И как-то тоскливо, тошно делается ото всего этого. У России появляются какие-то гувернантки, злые, придирчивые старые девы. Им просто хочется сорвать свою досаду за неудачную жизнь, и они выставляют свои благие цели и намерения напоказ. Но и я, точно старая дева, если не злая, то плаксивая, все вижу черное впереди.
Да здравствует разум! И скроется тьма… Надо итти вперед и искать правды впереди. Надо всеми силами помогать ломать старое, негодное и вносить свет разума в потемки невежества и давать воздуха и простора молодым росткам лучшего будущего.
20 марта.
Вчера был в университете диспут Погодина с Костомаровым о происхождении Руси[216]. Событие — давно ожидаемое, и на котором, к сожалению, по нездоровью я присутствовать не могла.

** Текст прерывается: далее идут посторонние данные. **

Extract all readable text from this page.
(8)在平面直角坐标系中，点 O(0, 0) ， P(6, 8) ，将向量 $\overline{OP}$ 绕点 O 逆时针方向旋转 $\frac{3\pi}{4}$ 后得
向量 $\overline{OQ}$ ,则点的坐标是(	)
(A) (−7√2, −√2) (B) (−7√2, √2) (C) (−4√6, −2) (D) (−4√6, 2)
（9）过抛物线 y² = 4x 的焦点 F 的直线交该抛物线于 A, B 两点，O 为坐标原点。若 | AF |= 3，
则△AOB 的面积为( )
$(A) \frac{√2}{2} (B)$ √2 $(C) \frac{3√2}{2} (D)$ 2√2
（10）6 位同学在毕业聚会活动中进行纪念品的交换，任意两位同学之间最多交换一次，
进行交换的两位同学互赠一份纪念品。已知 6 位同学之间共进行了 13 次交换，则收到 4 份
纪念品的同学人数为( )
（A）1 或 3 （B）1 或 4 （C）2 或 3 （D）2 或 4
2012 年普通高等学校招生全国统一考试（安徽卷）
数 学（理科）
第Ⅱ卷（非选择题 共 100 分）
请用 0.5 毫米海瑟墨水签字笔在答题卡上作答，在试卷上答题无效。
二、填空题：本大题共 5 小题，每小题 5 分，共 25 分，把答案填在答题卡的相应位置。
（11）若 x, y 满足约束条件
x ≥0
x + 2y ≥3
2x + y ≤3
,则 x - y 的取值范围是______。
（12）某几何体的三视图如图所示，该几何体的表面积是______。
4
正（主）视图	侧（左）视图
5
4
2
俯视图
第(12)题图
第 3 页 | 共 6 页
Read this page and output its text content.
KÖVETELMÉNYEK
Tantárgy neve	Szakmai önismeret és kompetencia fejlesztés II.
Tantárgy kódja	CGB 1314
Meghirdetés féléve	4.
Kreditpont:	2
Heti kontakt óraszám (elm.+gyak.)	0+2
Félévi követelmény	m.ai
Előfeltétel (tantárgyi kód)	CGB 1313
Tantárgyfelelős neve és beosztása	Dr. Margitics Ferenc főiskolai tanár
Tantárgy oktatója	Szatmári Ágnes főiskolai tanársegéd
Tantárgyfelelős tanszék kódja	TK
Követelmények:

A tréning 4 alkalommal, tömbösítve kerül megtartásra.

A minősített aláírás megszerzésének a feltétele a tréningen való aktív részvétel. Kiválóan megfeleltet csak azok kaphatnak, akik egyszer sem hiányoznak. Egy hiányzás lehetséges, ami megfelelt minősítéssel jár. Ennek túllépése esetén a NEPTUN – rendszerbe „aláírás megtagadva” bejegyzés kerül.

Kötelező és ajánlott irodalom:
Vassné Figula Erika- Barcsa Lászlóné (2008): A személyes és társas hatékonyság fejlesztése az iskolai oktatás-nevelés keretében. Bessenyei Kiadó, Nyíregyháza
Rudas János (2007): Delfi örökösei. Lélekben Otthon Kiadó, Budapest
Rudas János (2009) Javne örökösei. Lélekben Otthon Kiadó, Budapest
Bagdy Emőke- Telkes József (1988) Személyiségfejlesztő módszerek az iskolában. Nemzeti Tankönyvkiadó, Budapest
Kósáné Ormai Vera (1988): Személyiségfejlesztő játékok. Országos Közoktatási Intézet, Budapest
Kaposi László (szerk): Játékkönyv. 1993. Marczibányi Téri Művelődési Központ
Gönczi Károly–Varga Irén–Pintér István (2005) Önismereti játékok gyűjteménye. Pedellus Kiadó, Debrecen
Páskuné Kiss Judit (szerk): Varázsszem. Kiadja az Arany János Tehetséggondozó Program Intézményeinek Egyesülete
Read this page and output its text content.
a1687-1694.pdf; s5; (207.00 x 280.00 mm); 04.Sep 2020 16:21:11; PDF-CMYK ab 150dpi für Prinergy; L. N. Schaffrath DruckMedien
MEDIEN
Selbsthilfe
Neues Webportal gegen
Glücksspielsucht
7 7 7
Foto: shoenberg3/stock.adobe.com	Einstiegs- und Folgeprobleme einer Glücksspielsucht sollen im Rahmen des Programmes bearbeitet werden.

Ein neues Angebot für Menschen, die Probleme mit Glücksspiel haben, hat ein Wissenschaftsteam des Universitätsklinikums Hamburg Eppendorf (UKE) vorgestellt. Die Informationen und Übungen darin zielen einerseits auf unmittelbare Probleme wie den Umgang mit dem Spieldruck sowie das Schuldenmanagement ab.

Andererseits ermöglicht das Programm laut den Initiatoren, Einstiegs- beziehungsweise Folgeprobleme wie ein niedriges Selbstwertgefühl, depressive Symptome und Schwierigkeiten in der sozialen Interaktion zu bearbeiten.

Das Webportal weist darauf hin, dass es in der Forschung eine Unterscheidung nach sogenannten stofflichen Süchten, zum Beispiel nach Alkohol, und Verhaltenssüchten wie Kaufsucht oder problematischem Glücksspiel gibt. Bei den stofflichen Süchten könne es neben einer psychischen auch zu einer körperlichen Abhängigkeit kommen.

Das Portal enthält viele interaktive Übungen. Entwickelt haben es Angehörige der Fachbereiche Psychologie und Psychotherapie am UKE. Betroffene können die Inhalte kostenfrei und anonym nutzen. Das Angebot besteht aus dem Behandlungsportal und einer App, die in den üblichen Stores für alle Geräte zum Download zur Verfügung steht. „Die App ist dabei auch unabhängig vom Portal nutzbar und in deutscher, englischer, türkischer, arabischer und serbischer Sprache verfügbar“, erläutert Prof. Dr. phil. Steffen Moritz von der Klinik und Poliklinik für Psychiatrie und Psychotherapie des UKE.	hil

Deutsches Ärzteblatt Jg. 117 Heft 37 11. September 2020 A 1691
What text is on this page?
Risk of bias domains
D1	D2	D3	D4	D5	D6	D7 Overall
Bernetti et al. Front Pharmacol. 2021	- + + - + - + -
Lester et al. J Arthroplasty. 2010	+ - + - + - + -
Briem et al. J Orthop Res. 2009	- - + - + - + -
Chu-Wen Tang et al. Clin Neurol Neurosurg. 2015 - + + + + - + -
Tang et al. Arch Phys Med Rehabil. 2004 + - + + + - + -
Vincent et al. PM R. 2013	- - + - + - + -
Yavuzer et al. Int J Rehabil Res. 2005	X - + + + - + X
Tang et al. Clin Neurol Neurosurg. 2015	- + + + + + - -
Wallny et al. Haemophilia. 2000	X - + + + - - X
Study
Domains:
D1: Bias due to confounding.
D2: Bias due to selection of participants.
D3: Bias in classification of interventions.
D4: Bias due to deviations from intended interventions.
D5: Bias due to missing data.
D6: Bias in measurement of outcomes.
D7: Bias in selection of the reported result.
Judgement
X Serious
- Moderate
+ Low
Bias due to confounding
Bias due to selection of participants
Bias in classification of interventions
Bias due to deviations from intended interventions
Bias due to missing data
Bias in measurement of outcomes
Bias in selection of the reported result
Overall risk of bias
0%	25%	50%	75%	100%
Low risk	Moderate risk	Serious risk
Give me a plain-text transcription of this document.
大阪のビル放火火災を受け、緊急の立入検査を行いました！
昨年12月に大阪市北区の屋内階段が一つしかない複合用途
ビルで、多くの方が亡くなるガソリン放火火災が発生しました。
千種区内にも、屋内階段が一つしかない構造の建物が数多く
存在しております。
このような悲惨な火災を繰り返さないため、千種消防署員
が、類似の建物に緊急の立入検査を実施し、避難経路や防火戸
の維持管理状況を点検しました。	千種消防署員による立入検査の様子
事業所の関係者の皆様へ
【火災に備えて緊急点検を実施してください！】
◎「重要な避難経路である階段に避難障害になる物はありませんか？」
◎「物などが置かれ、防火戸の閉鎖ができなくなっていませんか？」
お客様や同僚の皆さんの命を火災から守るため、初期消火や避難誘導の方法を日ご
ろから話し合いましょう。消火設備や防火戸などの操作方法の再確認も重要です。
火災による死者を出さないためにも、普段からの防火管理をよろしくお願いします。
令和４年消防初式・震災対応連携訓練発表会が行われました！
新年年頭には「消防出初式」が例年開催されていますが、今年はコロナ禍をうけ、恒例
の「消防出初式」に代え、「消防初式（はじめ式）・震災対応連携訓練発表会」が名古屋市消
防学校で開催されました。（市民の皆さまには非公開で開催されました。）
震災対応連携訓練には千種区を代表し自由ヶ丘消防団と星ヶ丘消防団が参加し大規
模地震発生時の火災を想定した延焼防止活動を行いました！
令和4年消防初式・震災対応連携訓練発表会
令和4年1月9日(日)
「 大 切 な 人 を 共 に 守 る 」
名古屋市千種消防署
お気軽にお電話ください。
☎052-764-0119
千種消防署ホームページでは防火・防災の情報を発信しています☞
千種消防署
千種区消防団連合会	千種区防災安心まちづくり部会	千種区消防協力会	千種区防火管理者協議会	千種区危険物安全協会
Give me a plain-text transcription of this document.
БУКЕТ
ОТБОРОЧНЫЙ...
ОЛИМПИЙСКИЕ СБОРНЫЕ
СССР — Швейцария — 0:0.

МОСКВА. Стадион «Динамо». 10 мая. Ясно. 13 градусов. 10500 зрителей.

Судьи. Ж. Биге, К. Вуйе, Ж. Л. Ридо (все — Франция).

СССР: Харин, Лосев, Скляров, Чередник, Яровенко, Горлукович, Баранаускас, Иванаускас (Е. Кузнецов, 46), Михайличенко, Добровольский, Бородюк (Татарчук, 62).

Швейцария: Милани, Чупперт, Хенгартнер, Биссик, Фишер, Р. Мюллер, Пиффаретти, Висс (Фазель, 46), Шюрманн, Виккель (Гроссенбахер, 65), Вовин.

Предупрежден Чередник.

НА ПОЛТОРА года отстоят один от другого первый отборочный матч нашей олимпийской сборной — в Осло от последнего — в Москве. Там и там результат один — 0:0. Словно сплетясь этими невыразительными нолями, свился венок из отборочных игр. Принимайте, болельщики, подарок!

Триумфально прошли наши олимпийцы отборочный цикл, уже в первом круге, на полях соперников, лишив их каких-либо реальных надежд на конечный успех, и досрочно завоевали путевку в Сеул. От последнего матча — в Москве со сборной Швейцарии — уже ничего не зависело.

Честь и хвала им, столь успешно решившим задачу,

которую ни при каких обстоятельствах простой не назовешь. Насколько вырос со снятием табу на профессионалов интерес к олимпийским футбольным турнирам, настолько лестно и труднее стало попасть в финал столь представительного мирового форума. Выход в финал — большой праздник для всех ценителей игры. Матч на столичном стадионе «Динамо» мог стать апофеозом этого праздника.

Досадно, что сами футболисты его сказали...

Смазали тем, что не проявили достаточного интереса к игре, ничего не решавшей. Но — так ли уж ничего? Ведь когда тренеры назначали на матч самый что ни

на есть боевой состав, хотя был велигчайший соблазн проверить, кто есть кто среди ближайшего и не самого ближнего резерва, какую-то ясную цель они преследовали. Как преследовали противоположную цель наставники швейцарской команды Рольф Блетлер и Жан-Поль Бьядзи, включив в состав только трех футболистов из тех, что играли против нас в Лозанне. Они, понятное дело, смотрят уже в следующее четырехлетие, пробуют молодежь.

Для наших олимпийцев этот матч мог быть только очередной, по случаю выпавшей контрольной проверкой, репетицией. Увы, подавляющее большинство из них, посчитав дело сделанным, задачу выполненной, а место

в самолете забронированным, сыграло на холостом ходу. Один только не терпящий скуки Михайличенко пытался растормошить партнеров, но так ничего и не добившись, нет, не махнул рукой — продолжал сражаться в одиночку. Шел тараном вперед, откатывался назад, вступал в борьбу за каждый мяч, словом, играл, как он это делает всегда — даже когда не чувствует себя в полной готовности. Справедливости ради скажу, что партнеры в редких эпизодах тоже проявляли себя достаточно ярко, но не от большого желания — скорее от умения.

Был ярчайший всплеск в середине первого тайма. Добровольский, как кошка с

Ждали серьезных и, может быть, сухих прении, вышел перекрестный огонь острот, и, не решив вопроса, диспутанты кинулись в объятия друг друга, точно надо было им мириться. Или думали они поцелуями разрешить вопрос? А легкомысленная толпа молодежи подхватила их, слившихся так в объятиях, и понесла их обоих вместе и выломала двери даже. О, студенты, узнаю вас!
Как легко увлекать их и как легко ими владеть! А близкие им люди, профессоры, не хотят этого понять. Они ищут популярности, льстят им, стараются им нравиться, говорят им о гуманности, либерализме, прогрессе, о передовом человеке и уважении личности. Словом, стараются и идут к ним навстречу, заискивают, когда можно овладеть ими, не сходя с места.
Да в сущности, чтобы привлечь к себе, и надо твердо и крепко стоять на своем месте, иначе привлечения и не будет, а будет увлечение, потеря почвы.
Может быть, профессоры этого и хотят? Студенты — удивительно добродушный и доверчивый народ в массе.
Их можно направить, куда угодно; теперь их слишком направляют именно лестью. Они не прозорливы, но молодость чутка. Разобрать и отдать себе отчет они в большинстве случаев еще не могут, но презрение к старому и старым и возвеличение нового и молодого и их, молодых, видят; что не нужно авторитетов, — слышали также. И вот уж чувство уважения в них умаляется, а растет самомнение, самоуважение. Хорошо ли это? А они в сущности так добродушны, так наивны, так прекрасны в массе. Не надо забывать еще, что это все школьники времени Николая Павловича, и вдруг им такая разница в обращении.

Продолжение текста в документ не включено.